There was nothing—no one around.
“I don’t see anything.”
“The rock is the Prison. And inside it are the foulest, most dangerous creatures and criminals you can imagine.”
Go inside—inside the stone, under another mountain—
“This place,” he said, “was made before High Lords existed. Before Prythian was Prythian. Some of the inmates remember those days. Remember a time when it was Mor’s family, not mine, that ruled the North.”

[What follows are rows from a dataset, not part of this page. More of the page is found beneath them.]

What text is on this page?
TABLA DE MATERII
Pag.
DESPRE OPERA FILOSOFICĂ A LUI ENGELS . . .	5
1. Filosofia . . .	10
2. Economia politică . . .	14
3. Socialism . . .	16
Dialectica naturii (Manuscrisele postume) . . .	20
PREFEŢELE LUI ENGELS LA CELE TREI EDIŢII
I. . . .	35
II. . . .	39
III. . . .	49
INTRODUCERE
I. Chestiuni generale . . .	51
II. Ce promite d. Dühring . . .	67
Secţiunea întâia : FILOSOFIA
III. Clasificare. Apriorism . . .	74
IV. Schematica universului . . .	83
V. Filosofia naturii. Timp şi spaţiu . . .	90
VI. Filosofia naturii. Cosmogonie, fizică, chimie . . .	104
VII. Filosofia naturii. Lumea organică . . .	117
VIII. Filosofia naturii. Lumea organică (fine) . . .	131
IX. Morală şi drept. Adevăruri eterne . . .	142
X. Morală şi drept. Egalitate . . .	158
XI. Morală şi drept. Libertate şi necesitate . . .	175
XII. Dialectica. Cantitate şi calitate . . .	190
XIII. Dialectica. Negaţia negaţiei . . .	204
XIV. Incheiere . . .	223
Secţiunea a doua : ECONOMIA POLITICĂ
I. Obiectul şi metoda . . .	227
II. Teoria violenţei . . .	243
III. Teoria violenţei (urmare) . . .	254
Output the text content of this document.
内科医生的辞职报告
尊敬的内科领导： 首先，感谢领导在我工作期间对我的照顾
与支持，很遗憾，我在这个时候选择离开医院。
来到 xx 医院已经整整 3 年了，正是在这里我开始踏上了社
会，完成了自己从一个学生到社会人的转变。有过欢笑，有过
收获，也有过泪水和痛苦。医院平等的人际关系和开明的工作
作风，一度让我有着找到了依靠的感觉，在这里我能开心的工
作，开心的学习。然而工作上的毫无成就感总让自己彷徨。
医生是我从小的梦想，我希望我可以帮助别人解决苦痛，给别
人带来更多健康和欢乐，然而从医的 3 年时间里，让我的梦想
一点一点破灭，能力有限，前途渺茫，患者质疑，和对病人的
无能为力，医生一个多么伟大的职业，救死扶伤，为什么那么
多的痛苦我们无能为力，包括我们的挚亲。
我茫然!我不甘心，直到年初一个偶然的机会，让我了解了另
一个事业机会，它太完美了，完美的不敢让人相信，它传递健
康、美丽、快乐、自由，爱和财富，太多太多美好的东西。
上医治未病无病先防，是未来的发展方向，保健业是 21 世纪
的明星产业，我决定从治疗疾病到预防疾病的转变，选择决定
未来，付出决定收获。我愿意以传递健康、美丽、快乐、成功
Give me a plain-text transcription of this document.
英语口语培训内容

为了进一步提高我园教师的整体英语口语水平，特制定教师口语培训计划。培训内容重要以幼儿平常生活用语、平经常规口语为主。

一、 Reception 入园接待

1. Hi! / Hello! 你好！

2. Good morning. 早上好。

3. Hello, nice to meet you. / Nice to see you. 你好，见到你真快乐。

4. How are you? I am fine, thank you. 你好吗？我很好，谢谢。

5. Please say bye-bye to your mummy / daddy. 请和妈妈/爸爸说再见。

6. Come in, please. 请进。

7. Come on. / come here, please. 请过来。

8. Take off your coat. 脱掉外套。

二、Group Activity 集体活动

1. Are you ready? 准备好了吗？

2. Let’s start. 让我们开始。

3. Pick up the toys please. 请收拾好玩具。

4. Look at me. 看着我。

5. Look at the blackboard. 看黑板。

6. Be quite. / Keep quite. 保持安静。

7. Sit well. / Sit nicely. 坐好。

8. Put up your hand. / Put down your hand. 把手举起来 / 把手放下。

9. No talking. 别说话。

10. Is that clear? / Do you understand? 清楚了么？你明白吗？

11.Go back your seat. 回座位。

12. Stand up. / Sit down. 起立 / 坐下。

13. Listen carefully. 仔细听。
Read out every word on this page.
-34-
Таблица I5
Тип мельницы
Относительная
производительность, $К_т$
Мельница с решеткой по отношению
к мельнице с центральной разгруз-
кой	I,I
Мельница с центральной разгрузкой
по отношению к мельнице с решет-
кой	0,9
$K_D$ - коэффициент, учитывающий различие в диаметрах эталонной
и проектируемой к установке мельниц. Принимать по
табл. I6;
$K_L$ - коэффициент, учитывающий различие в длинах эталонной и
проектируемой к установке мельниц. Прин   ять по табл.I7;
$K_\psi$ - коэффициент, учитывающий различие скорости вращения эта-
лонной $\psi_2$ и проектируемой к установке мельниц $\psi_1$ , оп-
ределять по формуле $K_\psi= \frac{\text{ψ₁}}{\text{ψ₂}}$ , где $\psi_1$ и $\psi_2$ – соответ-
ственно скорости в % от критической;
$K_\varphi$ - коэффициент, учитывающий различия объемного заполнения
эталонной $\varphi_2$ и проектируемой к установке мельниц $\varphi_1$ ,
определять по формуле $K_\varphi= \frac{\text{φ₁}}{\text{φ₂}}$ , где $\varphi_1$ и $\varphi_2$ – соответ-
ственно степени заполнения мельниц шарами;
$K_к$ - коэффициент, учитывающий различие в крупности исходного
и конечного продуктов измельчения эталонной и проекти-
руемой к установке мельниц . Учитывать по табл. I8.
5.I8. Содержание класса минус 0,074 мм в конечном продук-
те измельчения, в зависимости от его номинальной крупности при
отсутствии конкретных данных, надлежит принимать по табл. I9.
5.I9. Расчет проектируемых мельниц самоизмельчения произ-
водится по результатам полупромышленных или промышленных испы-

“Why won’t Amren go in here?”
“Because she was once a prisoner.”
“Not in that body, I take it.”
A cruel smile. “No. Not at all.”
I shivered.
“The hike will get your blood warming,” Rhys said. “Since we can’t winnow inside or fly to the entrance—the wards demand that visitors walk in. The long way.”
I didn’t move. “I—” The word lodged in my throat. Go under another mountain—
“It helps the panic,” he said quietly, “to remind myself that I got out. That we all got out.”
“Barely.” I tried to breathe. I couldn’t, I couldn’t—
“We got out. And it might happen again if we don’t go inside.”
The chill mist bit at my face. And I tried—I did—to take a step toward it.
My body refused to obey.
I tried to take a step again; I tried for Elain and Nesta and the human world that might be wrecked, but … I couldn’t.
“Please,” I whispered. I didn’t care if it meant that I’d failed my first day of work.
Rhysand, as promised, didn’t ask any questions as he gripped my hand and brought us back to the winter sun and rich colors of Velaris.
I didn’t get out of bed for the rest of the day.